The London-wide ULEZ would begin on 29 August 2023. Sadiq Khan has also asked TfL to develop a longer-term smart road user charging system to address air pollution and traffic congestion in London. The consultation asks for views on charging drivers for using roads in the capital in the future.

Bexley's response to the consultation

Bexley has submitted its detailed response to Transport for London’s consultation on the proposed expansion of the capital’s ULEZ (Ultra Low Emission Zone).

View our response

What is road user charging?

This could involve varying charges depending on the length and reason for the journey as well as the route, the time of day it is taken and the type of vehicle used. Such a complex charging system would rely on new technology to enable the tracking of drivers or vehicles and raises many challenges, including putting a system in place and safeguarding privacy.

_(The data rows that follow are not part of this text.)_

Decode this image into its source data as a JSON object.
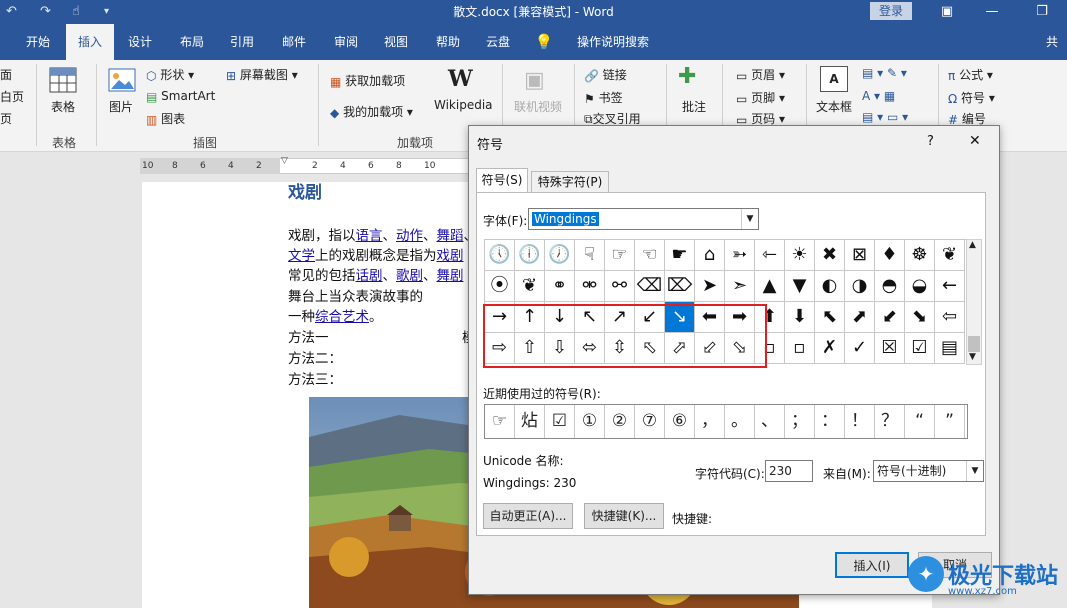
{
  "window": {
    "title": "散文.docx [兼容模式] - Word",
    "login": "登录",
    "minimize_glyph": "—",
    "restore_glyph": "❐",
    "close_glyph": "✕"
  },
  "tabs": [
    "开始",
    "插入",
    "设计",
    "布局",
    "引用",
    "邮件",
    "审阅",
    "视图",
    "帮助",
    "云盘",
    "操作说明搜索",
    "共"
  ],
  "ribbon": {
    "pages_group": [
      "面",
      "白页",
      "页"
    ],
    "table_label": "表格",
    "table_group": "表格",
    "picture_label": "图片",
    "shapes_label": "形状",
    "smartart_label": "SmartArt",
    "chart_label": "图表",
    "screenshot_label": "屏幕截图",
    "illustrations_group": "插图",
    "get_addins_label": "获取加载项",
    "my_addins_label": "我的加载项",
    "wikipedia_label": "Wikipedia",
    "addins_group": "加载项",
    "online_video_label": "联机视频",
    "link_label": "链接",
    "bookmark_label": "书签",
    "crossref_label": "交叉引用",
    "comment_label": "批注",
    "header_label": "页眉",
    "footer_label": "页脚",
    "pagenum_label": "页码",
    "textbox_label": "文本框",
    "formula_label": "公式",
    "symbol_label": "符号",
    "number_label": "编号"
  },
  "ruler": [
    "10",
    "8",
    "6",
    "4",
    "2",
    "2",
    "4",
    "6",
    "8",
    "10"
  ],
  "document": {
    "heading": "戏剧",
    "l1_pre": "戏剧，指以",
    "l1_link1": "语言",
    "l1_sep1": "、",
    "l1_link2": "动作",
    "l1_sep2": "、",
    "l1_link3": "舞蹈",
    "l1_sep3": "、",
    "l2_link1": "文学",
    "l2_mid": "上的戏剧概念是指为",
    "l2_link2": "戏剧",
    "l3_pre": "常见的包括",
    "l3_link1": "话剧",
    "l3_sep1": "、",
    "l3_link2": "歌剧",
    "l3_sep2": "、",
    "l3_link3": "舞剧",
    "l4": "舞台上当众表演故事的",
    "l5_pre": "一种",
    "l5_link": "综合艺术",
    "l5_post": "。",
    "method1": "方法一",
    "method1_tail": "模",
    "method2": "方法二：",
    "method3": "方法三："
  },
  "dialog": {
    "title": "符号",
    "help": "?",
    "close": "✕",
    "tab_symbols": "符号(S)",
    "tab_special": "特殊字符(P)",
    "font_label": "字体(F):",
    "font_value": "Wingdings",
    "grid": [
      [
        "🕔",
        "🕕",
        "🕖",
        "☟",
        "☞",
        "☜",
        "☛",
        "⌂",
        "➳",
        "⇽",
        "☀",
        "✖",
        "⊠",
        "♦",
        "☸",
        "❦"
      ],
      [
        "⦿",
        "❦",
        "⚭",
        "⚮",
        "⚯",
        "⌫",
        "⌦",
        "➤",
        "➣",
        "▲",
        "▼",
        "◐",
        "◑",
        "◓",
        "◒",
        "←"
      ],
      [
        "→",
        "↑",
        "↓",
        "↖",
        "↗",
        "↙",
        "↘",
        "⬅",
        "➡",
        "⬆",
        "⬇",
        "⬉",
        "⬈",
        "⬋",
        "⬊",
        "⇦"
      ],
      [
        "⇨",
        "⇧",
        "⇩",
        "⬄",
        "⇳",
        "⬁",
        "⬀",
        "⬃",
        "⬂",
        "▫",
        "▫",
        "✗",
        "✓",
        "☒",
        "☑",
        "▤"
      ]
    ],
    "selected": {
      "row": 2,
      "col": 6
    },
    "recent_label": "近期使用过的符号(R):",
    "recent": [
      "☞",
      "炶",
      "☑",
      "①",
      "②",
      "⑦",
      "⑥",
      "，",
      "。",
      "、",
      "；",
      "：",
      "！",
      "？",
      "“",
      "”"
    ],
    "unicode_name_label": "Unicode 名称:",
    "unicode_name_value": "Wingdings: 230",
    "charcode_label": "字符代码(C):",
    "charcode_value": "230",
    "from_label": "来自(M):",
    "from_value": "符号(十进制)",
    "autocorrect_btn": "自动更正(A)...",
    "shortcut_btn": "快捷键(K)...",
    "shortcut_label": "快捷键:",
    "insert_btn": "插入(I)",
    "cancel_btn": "取消"
  },
  "colors": {
    "titlebar": "#2b579a",
    "selection": "#0078d7",
    "highlight_box": "#e02020"
  },
  "watermark": "极光下载站"
}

How the expanded ULEZ would work?

The daily charge for driving a non-compliant car, smaller van, motorbike or similar vehicles in the ULEZ is currently £12.50. Non-compliant vehicles are older diesel or petrol vehicles. The change may affect the owners of more than 100,000 vehicles in outer London - and around 21,000 in Bexley alone. The Mayor is proposing to increase the penalty for driving a non-compliant vehicle in the ULEZ by £20 to £180, or £90 if paid within 14 days.

About the consultation

TfL have produced a short video, consultation brochure and an Integrated Impact Assessment about the proposal.

Find out more

Why the Council opposes the proposal

  • Bexley has a high level of car ownership due to the lack of modern public transport links serving the borough.
  • Bexley is one of only two London boroughs with no Underground stations, no access to the DLR, no trams and no rapid bus services.
  • The ULEZ charge is a regressive tax, disadvantaging lower income families who cannot afford to pay the charge or buy ULEZ compliant vehicles.
  • It also puts further pressure on household finances, when energy, food and other prices are rising.
  • Key workers in industries such as health and the care sector who rely on their cars to visit patients will be unfairly penalised.
  • It will also put an extra burden on small businesses.
  • Non-compliant vehicles are likely to be bought by people in areas outside the ULEZ, where they will continue to impact on air quality and climate change.
  • We believe there are more effective ways to address air quality.
  • The ULEZ charge will deter people from outside the capital who wish to drive into London to work, shop to see family, friends or visitor attractions.